Lagalla ha parlato a margine della presentazione della piattaforma digitale Simel per il controllo delle attività commerciali, sull’incendio che ha distrutto 11 veicoli nel deposito della società di noleggio auto del capoluogo siciliano.

Lagalla: “bene gli otto fermi disposti dalla Dda”
Il sindaco di Palermo ha poi commentato gli otto fermi ordinati dalla Dda che sta indagando sull’escalation criminale degli ultimi tempi in città. “Confidiamo nelle indagini che hanno portato già a otto fermi disposti dalla Direzione distrettuale antimafia. Questo dà piena contezza dell’efficacia con la quale i nostri investigatori si muovono. Già dalla giornata di ieri avevamo sentore che qualcosa si stesse muovendo. Anche questo fa parte di quel rapporto che, da quattro anni, stiamo cercando di creare con le attività produttive”.
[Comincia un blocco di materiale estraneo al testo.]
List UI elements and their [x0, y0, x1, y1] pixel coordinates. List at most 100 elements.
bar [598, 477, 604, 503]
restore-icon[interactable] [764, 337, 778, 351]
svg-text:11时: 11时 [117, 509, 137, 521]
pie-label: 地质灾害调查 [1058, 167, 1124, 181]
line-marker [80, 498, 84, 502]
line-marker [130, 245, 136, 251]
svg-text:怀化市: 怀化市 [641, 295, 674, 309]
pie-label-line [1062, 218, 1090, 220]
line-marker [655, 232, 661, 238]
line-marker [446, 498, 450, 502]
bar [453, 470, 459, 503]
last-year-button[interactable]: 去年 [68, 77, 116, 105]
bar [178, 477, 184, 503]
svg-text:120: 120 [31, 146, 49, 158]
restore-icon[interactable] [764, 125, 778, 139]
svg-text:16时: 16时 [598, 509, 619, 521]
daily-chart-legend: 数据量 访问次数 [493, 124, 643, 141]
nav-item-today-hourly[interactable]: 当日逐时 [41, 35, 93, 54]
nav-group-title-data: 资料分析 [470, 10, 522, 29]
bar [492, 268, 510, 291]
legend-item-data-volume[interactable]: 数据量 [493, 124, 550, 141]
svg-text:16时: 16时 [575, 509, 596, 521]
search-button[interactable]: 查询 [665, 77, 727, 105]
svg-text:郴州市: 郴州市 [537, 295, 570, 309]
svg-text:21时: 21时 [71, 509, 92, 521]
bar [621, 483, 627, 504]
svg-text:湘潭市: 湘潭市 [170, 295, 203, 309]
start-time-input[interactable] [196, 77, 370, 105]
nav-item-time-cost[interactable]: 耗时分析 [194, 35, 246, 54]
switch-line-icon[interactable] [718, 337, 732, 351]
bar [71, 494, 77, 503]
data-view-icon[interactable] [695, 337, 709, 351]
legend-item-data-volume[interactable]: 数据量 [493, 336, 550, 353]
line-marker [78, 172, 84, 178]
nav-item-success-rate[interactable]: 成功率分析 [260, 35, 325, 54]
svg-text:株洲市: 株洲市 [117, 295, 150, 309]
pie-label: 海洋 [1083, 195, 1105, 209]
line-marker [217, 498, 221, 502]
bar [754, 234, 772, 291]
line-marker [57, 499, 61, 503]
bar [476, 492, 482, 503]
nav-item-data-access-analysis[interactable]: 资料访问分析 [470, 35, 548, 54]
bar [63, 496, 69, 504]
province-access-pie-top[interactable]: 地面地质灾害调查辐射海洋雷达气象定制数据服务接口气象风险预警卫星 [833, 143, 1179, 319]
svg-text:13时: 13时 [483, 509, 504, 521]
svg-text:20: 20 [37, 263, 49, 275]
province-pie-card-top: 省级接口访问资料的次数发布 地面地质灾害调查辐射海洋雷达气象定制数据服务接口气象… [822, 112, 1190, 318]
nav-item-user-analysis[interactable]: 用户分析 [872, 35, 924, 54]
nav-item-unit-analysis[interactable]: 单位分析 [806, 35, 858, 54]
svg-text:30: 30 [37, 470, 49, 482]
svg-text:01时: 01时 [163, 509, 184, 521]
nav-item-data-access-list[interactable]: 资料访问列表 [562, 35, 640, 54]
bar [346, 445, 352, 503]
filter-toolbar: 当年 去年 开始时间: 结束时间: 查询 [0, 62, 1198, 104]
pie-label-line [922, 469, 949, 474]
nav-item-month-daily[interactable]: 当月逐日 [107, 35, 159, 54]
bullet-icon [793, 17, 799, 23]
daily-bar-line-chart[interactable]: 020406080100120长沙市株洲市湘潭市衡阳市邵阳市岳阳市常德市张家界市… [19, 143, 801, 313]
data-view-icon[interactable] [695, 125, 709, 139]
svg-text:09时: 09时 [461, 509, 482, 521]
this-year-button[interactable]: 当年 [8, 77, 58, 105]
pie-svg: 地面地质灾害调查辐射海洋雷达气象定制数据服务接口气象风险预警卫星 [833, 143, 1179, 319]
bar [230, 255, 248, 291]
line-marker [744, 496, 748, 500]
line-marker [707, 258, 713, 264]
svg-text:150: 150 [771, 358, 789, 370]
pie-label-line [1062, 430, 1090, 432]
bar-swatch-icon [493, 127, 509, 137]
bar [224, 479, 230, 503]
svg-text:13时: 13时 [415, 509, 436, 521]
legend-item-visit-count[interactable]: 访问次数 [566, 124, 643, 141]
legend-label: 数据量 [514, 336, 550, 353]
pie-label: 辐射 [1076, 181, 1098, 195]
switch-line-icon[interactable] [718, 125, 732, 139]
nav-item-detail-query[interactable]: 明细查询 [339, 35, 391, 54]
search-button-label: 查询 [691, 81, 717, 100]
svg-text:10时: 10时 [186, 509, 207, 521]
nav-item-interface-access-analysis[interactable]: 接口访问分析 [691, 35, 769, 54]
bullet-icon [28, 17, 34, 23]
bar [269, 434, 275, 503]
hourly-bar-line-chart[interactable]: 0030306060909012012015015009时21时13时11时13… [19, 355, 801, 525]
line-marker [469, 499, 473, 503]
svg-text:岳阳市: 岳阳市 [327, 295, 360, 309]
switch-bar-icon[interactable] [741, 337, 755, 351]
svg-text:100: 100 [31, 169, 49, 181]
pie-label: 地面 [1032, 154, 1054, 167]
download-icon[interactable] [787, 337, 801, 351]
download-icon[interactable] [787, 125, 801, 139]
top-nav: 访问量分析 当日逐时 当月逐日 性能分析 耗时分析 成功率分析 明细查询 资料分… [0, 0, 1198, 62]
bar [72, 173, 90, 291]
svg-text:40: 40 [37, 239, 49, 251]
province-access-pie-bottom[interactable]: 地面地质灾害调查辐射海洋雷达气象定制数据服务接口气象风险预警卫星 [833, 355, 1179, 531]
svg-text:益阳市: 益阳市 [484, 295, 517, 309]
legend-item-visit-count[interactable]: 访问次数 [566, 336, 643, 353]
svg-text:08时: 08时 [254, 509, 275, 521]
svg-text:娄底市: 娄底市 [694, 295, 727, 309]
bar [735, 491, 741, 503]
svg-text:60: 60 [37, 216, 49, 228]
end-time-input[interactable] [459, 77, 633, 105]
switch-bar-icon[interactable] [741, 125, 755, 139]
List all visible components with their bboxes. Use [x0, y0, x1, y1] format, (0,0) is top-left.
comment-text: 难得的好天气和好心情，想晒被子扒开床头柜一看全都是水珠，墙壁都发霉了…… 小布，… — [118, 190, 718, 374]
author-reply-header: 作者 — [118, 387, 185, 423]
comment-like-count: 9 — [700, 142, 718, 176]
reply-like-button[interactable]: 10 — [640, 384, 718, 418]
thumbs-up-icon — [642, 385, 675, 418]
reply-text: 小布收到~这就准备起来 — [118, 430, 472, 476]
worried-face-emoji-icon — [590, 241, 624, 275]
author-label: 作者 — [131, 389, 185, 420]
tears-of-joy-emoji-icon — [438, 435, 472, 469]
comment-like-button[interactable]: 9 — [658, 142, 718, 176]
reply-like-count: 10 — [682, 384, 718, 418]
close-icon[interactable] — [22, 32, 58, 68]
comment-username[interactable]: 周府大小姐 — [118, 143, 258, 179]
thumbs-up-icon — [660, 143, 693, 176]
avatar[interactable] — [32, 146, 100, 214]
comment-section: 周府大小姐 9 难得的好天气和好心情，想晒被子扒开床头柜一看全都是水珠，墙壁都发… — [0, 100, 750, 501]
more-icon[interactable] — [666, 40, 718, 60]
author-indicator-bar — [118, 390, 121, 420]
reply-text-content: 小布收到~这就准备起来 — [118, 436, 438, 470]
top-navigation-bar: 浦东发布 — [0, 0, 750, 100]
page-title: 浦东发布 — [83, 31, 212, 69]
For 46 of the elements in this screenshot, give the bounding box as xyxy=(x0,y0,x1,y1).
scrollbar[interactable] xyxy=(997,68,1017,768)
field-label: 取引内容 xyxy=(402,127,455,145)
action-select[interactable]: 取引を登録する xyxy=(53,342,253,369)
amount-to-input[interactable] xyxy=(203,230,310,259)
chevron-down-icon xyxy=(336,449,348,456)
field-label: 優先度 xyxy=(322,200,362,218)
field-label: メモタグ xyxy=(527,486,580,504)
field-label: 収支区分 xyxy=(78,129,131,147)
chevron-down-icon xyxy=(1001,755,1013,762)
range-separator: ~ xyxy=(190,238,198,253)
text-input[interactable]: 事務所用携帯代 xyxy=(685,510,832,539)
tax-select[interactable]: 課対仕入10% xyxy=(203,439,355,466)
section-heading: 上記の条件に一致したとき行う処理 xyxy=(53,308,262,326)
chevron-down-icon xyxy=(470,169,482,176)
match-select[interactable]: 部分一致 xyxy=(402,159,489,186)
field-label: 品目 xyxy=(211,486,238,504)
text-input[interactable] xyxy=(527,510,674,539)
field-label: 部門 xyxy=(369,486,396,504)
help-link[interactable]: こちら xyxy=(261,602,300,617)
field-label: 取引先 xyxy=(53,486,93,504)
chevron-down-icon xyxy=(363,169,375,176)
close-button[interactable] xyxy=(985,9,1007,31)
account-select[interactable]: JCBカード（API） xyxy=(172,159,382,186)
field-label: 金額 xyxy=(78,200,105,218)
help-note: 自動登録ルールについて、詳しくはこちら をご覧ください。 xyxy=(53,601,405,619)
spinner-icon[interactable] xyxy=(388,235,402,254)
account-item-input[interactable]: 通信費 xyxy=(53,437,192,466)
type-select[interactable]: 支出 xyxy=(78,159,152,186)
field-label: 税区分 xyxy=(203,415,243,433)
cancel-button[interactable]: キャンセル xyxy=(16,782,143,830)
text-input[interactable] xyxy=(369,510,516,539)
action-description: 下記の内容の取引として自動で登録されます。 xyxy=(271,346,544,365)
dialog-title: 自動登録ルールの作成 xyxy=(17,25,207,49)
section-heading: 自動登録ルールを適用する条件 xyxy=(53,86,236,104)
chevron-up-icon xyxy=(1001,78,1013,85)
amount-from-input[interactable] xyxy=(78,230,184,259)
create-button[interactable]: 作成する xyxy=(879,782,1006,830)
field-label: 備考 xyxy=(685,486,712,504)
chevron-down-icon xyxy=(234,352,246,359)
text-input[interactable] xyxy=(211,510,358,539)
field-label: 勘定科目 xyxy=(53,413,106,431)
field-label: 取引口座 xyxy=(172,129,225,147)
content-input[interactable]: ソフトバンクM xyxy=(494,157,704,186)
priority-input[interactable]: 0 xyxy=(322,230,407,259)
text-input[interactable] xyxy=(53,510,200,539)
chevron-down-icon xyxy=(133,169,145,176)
Lagalla ha poi aggiunto: “Ognuno di noi cerca di fare il massimo possibile. Il controllo del territorio e la sicurezza sono fondamentali anche per garantire una buona immagine della città a livello turistico”.
“Desidero esprimere i miei complimenti alle Forze dell’ordine e agli organi inquirenti per gli otto arresti di questa notte, legati alla scia di intimidazioni che sta mettendo a ferro e fuoco la città. Tuttavia è necessario uno sforzo ancora maggiore con più uomini e risorse in campo, perché non possiamo permettere che Palermo si trasformi in una sorta di Beirut. L’ennesimo incendio (ed è il terzo) che ha colpito la sede di Sicily By Car è un segnale allarmante: il clima che si respira sembra riportarci indietro nel tempo, ad una stagione di soprusi e intimidazioni che tutti speravamo di avere archiviato. Lo Stato deve intervenire con maggiore decisione e con strumenti adeguati per rispondere in modo efficace all’innalzamento del livello di sfida lanciato dalla mafia alla parte sana e produttiva della città. Non si può più attendere, il mio appello è quello di intervenire al più presto con misure pensate ad hoc per l’emergenza che sta vivendo Palermo”. Così il deputato di Forza Italia all’Ars Marco Intravaia.